# pnp4nagios Uprawnienia dla /var/lib/perfdata.dump

## saluo

Witam

Zainstalowałem pnp4nagios i wszystko wygląda że prawie działa. Problem jest tylko w jednym.

PNP domyślnie zapisuje  perfdata.dump oraz perfdata.log w /var/lib który nie ma prawa do zapisu przez grupę i innych. Prawa zapisu są nadane jedynie dla właściciela. 

Gdy próbowałem problem rozwiązac przez ręczne utworzenie tych plików i nadanie im ręcznie uprawnień zapisu przez chwilkę było ok, lecz gdy polecenie rname wszystko staneło w miejscu z powodu braku uprawnień. 

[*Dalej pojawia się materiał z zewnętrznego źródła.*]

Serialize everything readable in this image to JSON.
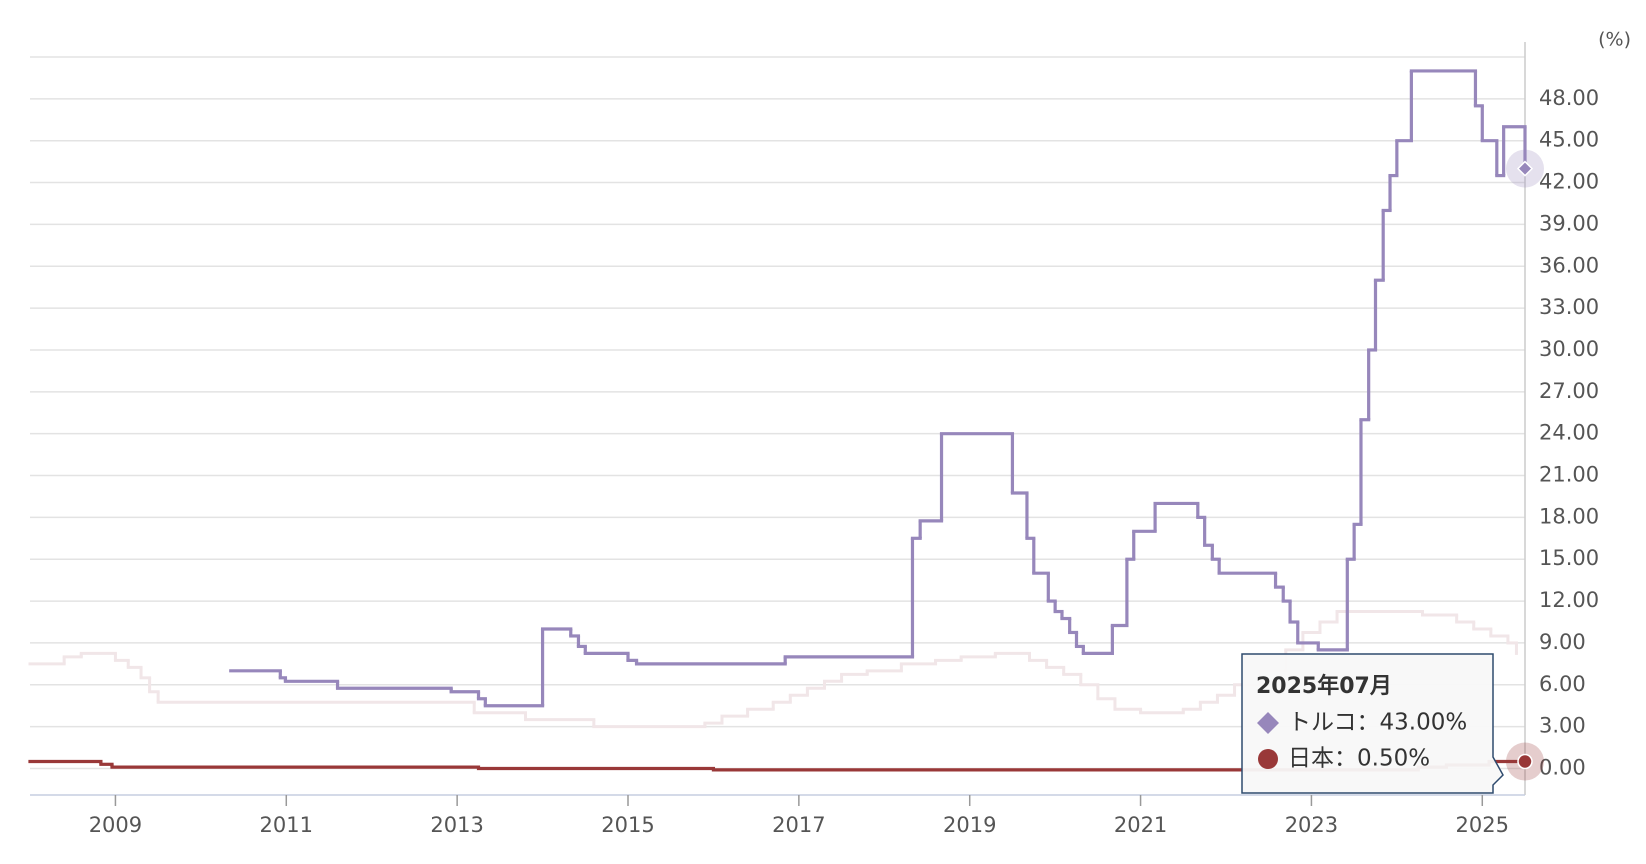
{
  "chart_data": {
    "type": "step-line",
    "y_unit": "(%)",
    "xlim": [
      2008,
      2025.5
    ],
    "xticks": [
      2009,
      2011,
      2013,
      2015,
      2017,
      2019,
      2021,
      2023,
      2025
    ],
    "ylim": [
      -1.9,
      51
    ],
    "yticks": [
      {
        "value": 0,
        "label": "0.00"
      },
      {
        "value": 3,
        "label": "3.00"
      },
      {
        "value": 6,
        "label": "6.00"
      },
      {
        "value": 9,
        "label": "9.00"
      },
      {
        "value": 12,
        "label": "12.00"
      },
      {
        "value": 15,
        "label": "15.00"
      },
      {
        "value": 18,
        "label": "18.00"
      },
      {
        "value": 21,
        "label": "21.00"
      },
      {
        "value": 24,
        "label": "24.00"
      },
      {
        "value": 27,
        "label": "27.00"
      },
      {
        "value": 30,
        "label": "30.00"
      },
      {
        "value": 33,
        "label": "33.00"
      },
      {
        "value": 36,
        "label": "36.00"
      },
      {
        "value": 39,
        "label": "39.00"
      },
      {
        "value": 42,
        "label": "42.00"
      },
      {
        "value": 45,
        "label": "45.00"
      },
      {
        "value": 48,
        "label": "48.00"
      }
    ],
    "grid": true,
    "series": [
      {
        "color": "#f1e6e8",
        "x": [
          2008,
          2008.4,
          2008.6,
          2009,
          2009.15,
          2009.3,
          2009.4,
          2009.5,
          2013.2,
          2013.8,
          2014.6,
          2015.9,
          2016.1,
          2016.4,
          2016.7,
          2016.9,
          2017.1,
          2017.3,
          2017.5,
          2017.8,
          2018.2,
          2018.6,
          2018.9,
          2019.3,
          2019.7,
          2019.9,
          2020.1,
          2020.3,
          2020.5,
          2020.7,
          2021.0,
          2021.5,
          2021.7,
          2021.9,
          2022.1,
          2022.4,
          2022.7,
          2022.9,
          2023.1,
          2023.3,
          2024.3,
          2024.7,
          2024.9,
          2025.1,
          2025.3,
          2025.4
        ],
        "values": [
          7.5,
          8.0,
          8.25,
          7.75,
          7.25,
          6.5,
          5.5,
          4.75,
          4.0,
          3.5,
          3.0,
          3.25,
          3.75,
          4.25,
          4.75,
          5.25,
          5.75,
          6.25,
          6.75,
          7.0,
          7.5,
          7.75,
          8.0,
          8.25,
          7.75,
          7.25,
          6.75,
          6.0,
          5.0,
          4.25,
          4.0,
          4.25,
          4.75,
          5.25,
          6.0,
          7.0,
          8.5,
          9.75,
          10.5,
          11.25,
          11.0,
          10.5,
          10.0,
          9.5,
          9.0,
          8.25
        ]
      },
      {
        "name": "トルコ",
        "color": "#9787bb",
        "x": [
          2010.35,
          2010.93,
          2010.99,
          2011.6,
          2012.93,
          2013.25,
          2013.33,
          2014.0,
          2014.33,
          2014.42,
          2014.5,
          2015.0,
          2015.1,
          2016.84,
          2018.33,
          2018.42,
          2018.67,
          2019.5,
          2019.67,
          2019.75,
          2019.92,
          2020.0,
          2020.08,
          2020.17,
          2020.25,
          2020.33,
          2020.67,
          2020.84,
          2020.92,
          2021.17,
          2021.67,
          2021.75,
          2021.84,
          2021.92,
          2022.58,
          2022.67,
          2022.75,
          2022.84,
          2023.08,
          2023.42,
          2023.5,
          2023.58,
          2023.67,
          2023.75,
          2023.84,
          2023.92,
          2024.0,
          2024.17,
          2024.92,
          2025.0,
          2025.17,
          2025.25,
          2025.5
        ],
        "values": [
          7.0,
          6.5,
          6.25,
          5.75,
          5.5,
          5.0,
          4.5,
          10.0,
          9.5,
          8.75,
          8.25,
          7.75,
          7.5,
          8.0,
          16.5,
          17.75,
          24.0,
          19.75,
          16.5,
          14.0,
          12.0,
          11.25,
          10.75,
          9.75,
          8.75,
          8.25,
          10.25,
          15.0,
          17.0,
          19.0,
          18.0,
          16.0,
          15.0,
          14.0,
          13.0,
          12.0,
          10.5,
          9.0,
          8.5,
          15.0,
          17.5,
          25.0,
          30.0,
          35.0,
          40.0,
          42.5,
          45.0,
          50.0,
          47.5,
          45.0,
          42.5,
          46.0,
          43.0
        ]
      },
      {
        "name": "日本",
        "color": "#993838",
        "x": [
          2008,
          2008.83,
          2008.96,
          2013.25,
          2016.0,
          2024.25,
          2024.58,
          2025.08,
          2025.5
        ],
        "values": [
          0.5,
          0.3,
          0.1,
          0.0,
          -0.1,
          0.1,
          0.25,
          0.5,
          0.5
        ]
      }
    ],
    "tooltip": {
      "title": "2025年07月",
      "rows": [
        "トルコ：43.00%",
        "日本：0.50%"
      ]
    }
  }
}
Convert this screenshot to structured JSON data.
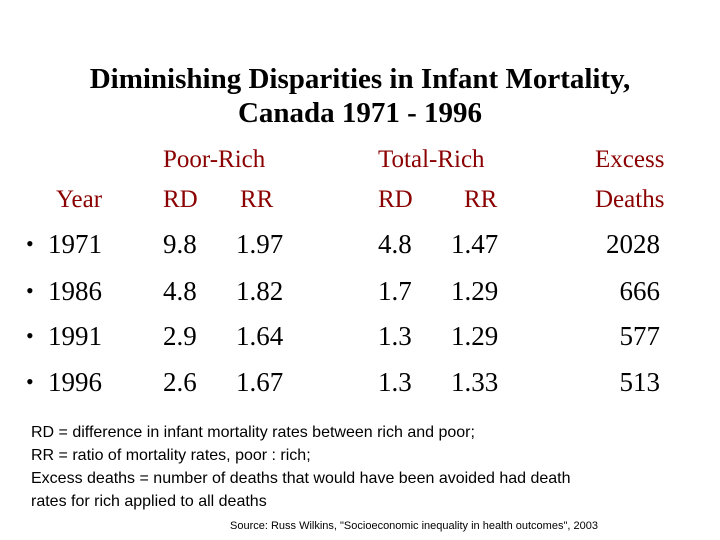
{
  "title": {
    "line1": "Diminishing Disparities in Infant Mortality,",
    "line2": "Canada 1971 - 1996"
  },
  "headers": {
    "year": "Year",
    "poor_rich": "Poor-Rich",
    "total_rich": "Total-Rich",
    "excess_line1": "Excess",
    "excess_line2": "Deaths",
    "rd": "RD",
    "rr": "RR"
  },
  "bullet": "•",
  "rows": [
    {
      "year": "1971",
      "pr_rd": "9.8",
      "pr_rr": "1.97",
      "tr_rd": "4.8",
      "tr_rr": "1.47",
      "excess": "2028"
    },
    {
      "year": "1986",
      "pr_rd": "4.8",
      "pr_rr": "1.82",
      "tr_rd": "1.7",
      "tr_rr": "1.29",
      "excess": "666"
    },
    {
      "year": "1991",
      "pr_rd": "2.9",
      "pr_rr": "1.64",
      "tr_rd": "1.3",
      "tr_rr": "1.29",
      "excess": "577"
    },
    {
      "year": "1996",
      "pr_rd": "2.6",
      "pr_rr": "1.67",
      "tr_rd": "1.3",
      "tr_rr": "1.33",
      "excess": "513"
    }
  ],
  "notes": [
    "RD = difference in infant mortality rates between rich and poor;",
    "RR = ratio of mortality rates, poor : rich;",
    "Excess deaths = number of deaths that would have been avoided had death",
    "rates for rich applied to all deaths"
  ],
  "source": "Source: Russ Wilkins, \"Socioeconomic inequality in health outcomes\", 2003"
}
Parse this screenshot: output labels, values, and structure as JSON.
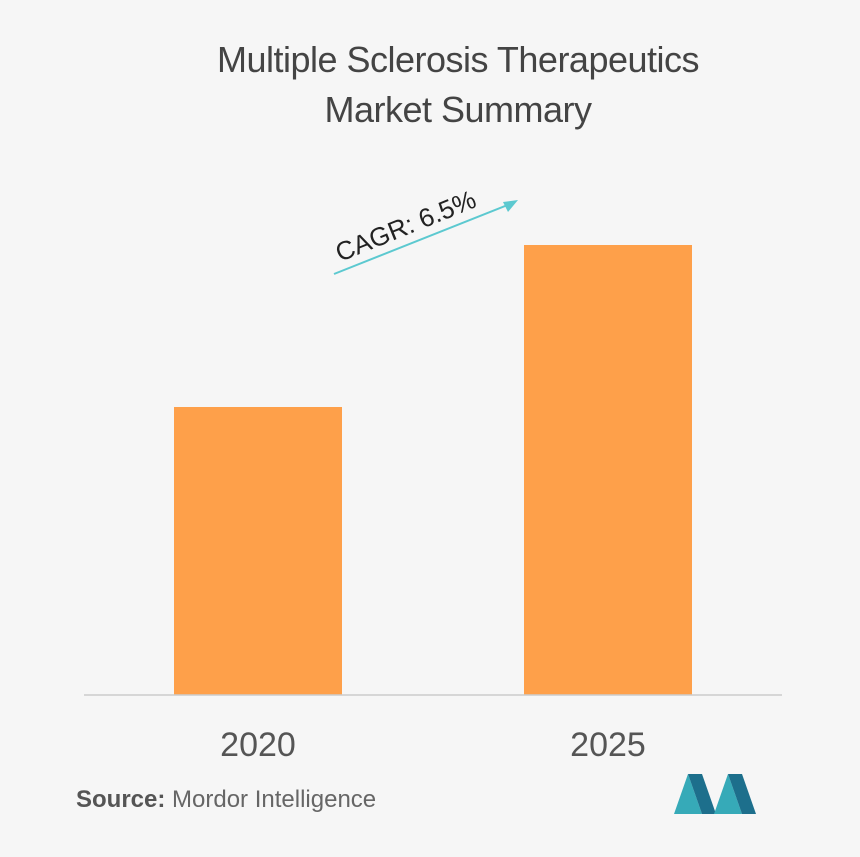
{
  "chart_data": {
    "type": "bar",
    "title": [
      "Multiple Sclerosis Therapeutics",
      "Market Summary"
    ],
    "categories": [
      "2020",
      "2025"
    ],
    "values": [
      0.64,
      1.0
    ],
    "value_scale": "relative (bars unlabeled; heights estimated from pixels)",
    "ylim": [
      0,
      1.1
    ],
    "grid": false,
    "legend": "none",
    "annotation": {
      "text": "CAGR: 6.5%",
      "kind": "rising-arrow"
    },
    "colors": {
      "bar": "#fea04a",
      "arrow": "#5cc9d0",
      "baseline": "#cccccc"
    }
  },
  "source": {
    "label": "Source:",
    "value": "Mordor Intelligence"
  },
  "logo": {
    "icon": "mordor-intelligence-logo-icon",
    "colors": [
      "#36aab8",
      "#1d6f8c"
    ]
  }
}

Z tego co widzę rname tworzy na podstawie perfdata.dump spool'e w /var/spool/pnp.

Obecnie chwilowo problem został ominięty poprzez nadanie uprawnień zapisu przez grupę i innych na /var/lib, ale nie chce robic luki w systemie.

Nadmienię że znalazłem podobny temat na google, lecz po niemiecku, i nic z tego nie rozumie.

Z góry dzięki za pomoc.

----------

## grzywka18

osobiście nie znalazłem u siebie takich plików ale w ostateczności chyba możesz podmontować partycje z opcją -o acl i wtedy skorzystac z dodatkowych możliwości nadania uprawnień.

ps co do tłumaczenia to skorzystaj z [url]http://translate.google.pl/#de|pl|[/url]

----------